The policy's language provides a clearer expectation compared to the last version, which permitted students to use their devices as long as they were not disruptive or engaging in unethical activities such as cheating.
As with the previous policy, students who misuse their cellphones face possible confiscation and "may be subject to further discipline" under board policy and administrative regulation, including counseling and even expulsion.
Board of Education member Heidi Emberling said that the new policy is rooted in updates from the California School Boards Association in 2012.
"Changes weren't in response to any recent events," she said. "The policy was in effect but under review."
Mixing teenagers, cellphones and schoolwork has presented its challenges, though. Earlier this month, Palo Alto High School invalidated the results of 112 final exams in Algebra 2 after determining that students cheated, exchanging text messages and photos of answers.
The policy update spells out the greater control teachers have in deciding whether cellphones can play an instructional role. Practices are similar at neighboring Menlo-Atherton High School, where students must put away their phones except when teachers designate times for the devices to be used, according to Administrative Vice Principal Karl Losekoot. But rather than phone confiscation, penalties include calls home, time in the office and community service.
Teachers at Palo Alto High School and Gunn High School are divided on whether or not phones belong in an academic setting. Some say the devices are valuable learning tools while others view them as a distraction.
Ronen Habib, who teaches Positive Psychology at Gunn, welcomes mobile devices in his classes. He checks students' understanding of the material through the use of apps, which provide instant feedback to Habib and the students themselves. That way Habib can identify quickly which students need help and which students can help others.
Habib also enlists the assistance of apps before inviting discussion about controversial topics. Students use their phones to record responses, which appear in a data table that helps to generate discussion. Afterward, students update their responses, and the class can evaluate how the discussion influenced opinions.
"Using an app is not a high-order thinking skill, but it's a good tool that deepens your relationship with the material," Habib said.
Gunn teacher Anne Dumontier allows her French language students to use mobile devices to access media and text files that provide answers and explanations via QR codes. Dumontier prepares the QR codes, which her students access through an app. Students also use their phones to practice vocabulary with the online learning tool Quizlet and to produce audio assignments.

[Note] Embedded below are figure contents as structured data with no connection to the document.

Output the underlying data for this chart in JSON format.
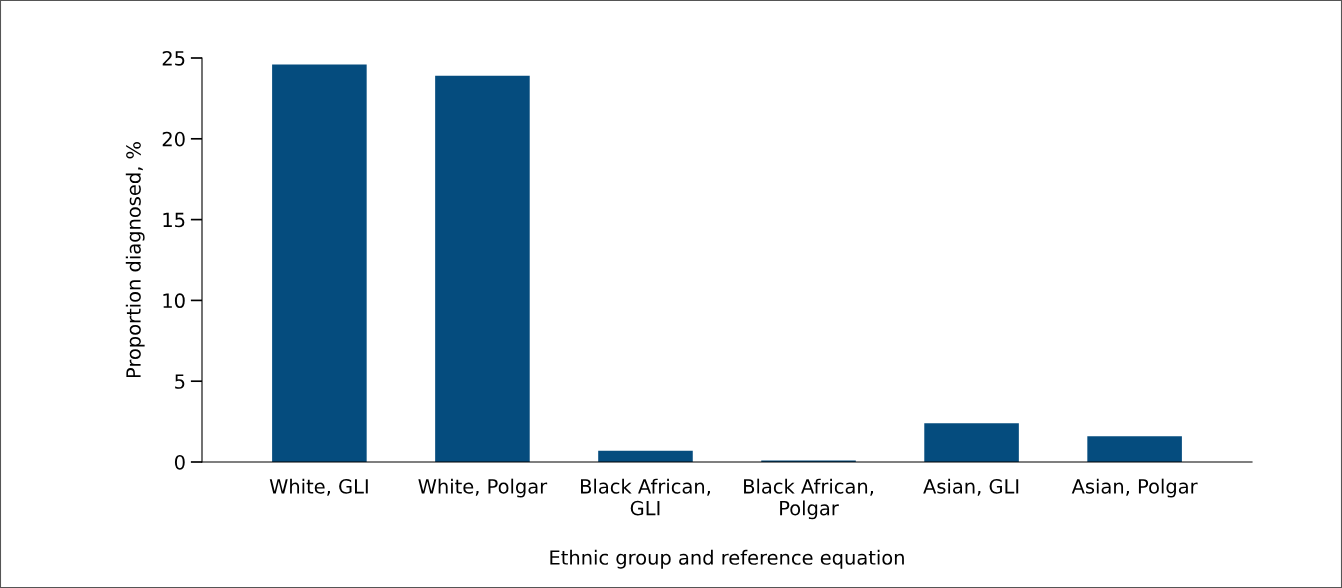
{
  "chart_data": {
    "type": "bar",
    "xlabel": "Ethnic group and reference equation",
    "ylabel": "Proportion diagnosed, %",
    "categories": [
      "White, GLI",
      "White, Polgar",
      "Black African,\nGLI",
      "Black African,\nPolgar",
      "Asian, GLI",
      "Asian, Polgar"
    ],
    "values": [
      24.6,
      23.9,
      0.7,
      0.1,
      2.4,
      1.6
    ],
    "color": "#054c7e",
    "ylim": [
      0,
      25
    ],
    "yticks": [
      0,
      5,
      10,
      15,
      20,
      25
    ],
    "grid": false,
    "legend": false
  }
}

Paly students in Suzanne Antink's math classes use their phones to check for understanding via questions posted on a website. Antink finds that integrating mobile devices helps students research answers to questions in addition to generating fresh ones.
Antink said students are generally compliant when the time comes to turn off their cellphones, but if there is an issue, teachers will collect the student's phone and return it at the end of class.

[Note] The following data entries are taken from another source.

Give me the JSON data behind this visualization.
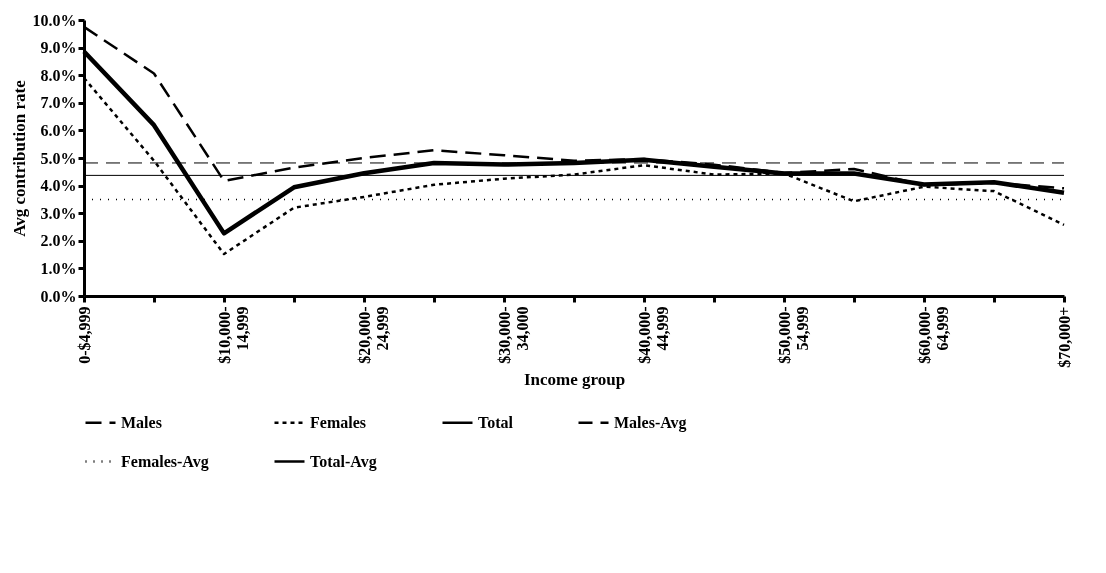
{
  "chart_data": {
    "type": "line",
    "xlabel": "Income group",
    "ylabel": "Avg contribution rate",
    "categories": [
      "0-$4,999",
      null,
      "$10,000-\n14,999",
      null,
      "$20,000-\n24,999",
      null,
      "$30,000-\n34,000",
      null,
      "$40,000-\n44,999",
      null,
      "$50,000-\n54,999",
      null,
      "$60,000-\n64,999",
      null,
      "$70,000+"
    ],
    "series": [
      {
        "name": "Males",
        "color": "#000000",
        "line_style": "dashed",
        "values": [
          9.75,
          8.06,
          4.17,
          4.65,
          5.0,
          5.28,
          5.1,
          4.9,
          4.96,
          4.76,
          4.46,
          4.6,
          4.02,
          4.1,
          3.9
        ]
      },
      {
        "name": "Females",
        "color": "#000000",
        "line_style": "dotted",
        "values": [
          7.9,
          4.9,
          1.52,
          3.2,
          3.59,
          4.03,
          4.25,
          4.4,
          4.74,
          4.4,
          4.44,
          3.43,
          3.96,
          3.8,
          2.58
        ]
      },
      {
        "name": "Total",
        "color": "#000000",
        "line_style": "solid",
        "values": [
          8.86,
          6.19,
          2.27,
          3.94,
          4.45,
          4.82,
          4.76,
          4.82,
          4.94,
          4.68,
          4.44,
          4.44,
          4.04,
          4.12,
          3.74
        ]
      }
    ],
    "ref_lines": [
      {
        "axis": "y",
        "value": 4.82,
        "label": "Males-Avg",
        "color": "#000000",
        "line_style": "dashed"
      },
      {
        "axis": "y",
        "value": 3.5,
        "label": "Females-Avg",
        "color": "#000000",
        "line_style": "dotted"
      },
      {
        "axis": "y",
        "value": 4.37,
        "label": "Total-Avg",
        "color": "#000000",
        "line_style": "solid"
      }
    ],
    "ylim": [
      0,
      10
    ],
    "yticks": [
      {
        "value": 0,
        "label": "0.0%"
      },
      {
        "value": 1,
        "label": "1.0%"
      },
      {
        "value": 2,
        "label": "2.0%"
      },
      {
        "value": 3,
        "label": "3.0%"
      },
      {
        "value": 4,
        "label": "4.0%"
      },
      {
        "value": 5,
        "label": "5.0%"
      },
      {
        "value": 6,
        "label": "6.0%"
      },
      {
        "value": 7,
        "label": "7.0%"
      },
      {
        "value": 8,
        "label": "8.0%"
      },
      {
        "value": 9,
        "label": "9.0%"
      },
      {
        "value": 10,
        "label": "10.0%"
      }
    ],
    "grid": false,
    "legend": "bottom"
  }
}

"If it's a chronic problem ... we work with the parent and perhaps the school psychologist to minimize chronic use," Antink stated in an email.
When it comes to the teens themselves, just because rules exist does not ensure they will be followed.

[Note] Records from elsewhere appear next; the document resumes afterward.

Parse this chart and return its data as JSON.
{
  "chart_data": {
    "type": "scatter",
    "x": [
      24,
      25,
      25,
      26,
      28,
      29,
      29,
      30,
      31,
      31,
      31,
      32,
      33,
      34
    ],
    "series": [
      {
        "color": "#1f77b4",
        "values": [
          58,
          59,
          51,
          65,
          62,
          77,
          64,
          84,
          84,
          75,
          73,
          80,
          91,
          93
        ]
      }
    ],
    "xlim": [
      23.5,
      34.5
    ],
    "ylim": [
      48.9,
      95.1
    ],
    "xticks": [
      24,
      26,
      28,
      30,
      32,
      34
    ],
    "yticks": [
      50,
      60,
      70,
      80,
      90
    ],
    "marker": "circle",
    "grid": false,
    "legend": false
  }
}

"I use it every single day in, like, every single class," Ian Detreville, a student at Gunn, said while eating lunch with his friends on campus last month. "Texting, Facebook, Instagram, Tumblr. I've been told to put it away, but it hasn't ever been taken away."
Alejandra Castillo, a student at Paly, shares similar feelings: "If I use my phone in the classroom, it's just to text my friends and go on Instagram. Maybe like every 30 minutes. Teachers don't really care anymore."
But some teachers care deeply. Gunn English teacher Justin Brown, for instance, fears that social networking curbs social interaction. His cellphone policy is one of zero tolerance.
"There was one particular day that I had at least 15 students in my room waiting for class to begin, all ignoring one another ... busying themselves on their phones, where the light bulb went off for me," Brown stated in an email. "Allowing phones in the room, even before class, was hurting my ability to create a friendly, sociable community."
Brown said forbidding cellphones in his classroom is increasingly difficult because other teachers don't follow similar practices. As a result, students often meet his rules with surprise and indignation.
"I am forced to confiscate many phones over the course of the semester," Brown said. "I've found, however, that the extra effort is worth it. Students are making friends more frequently in my classes ... since I began enforcing the rule."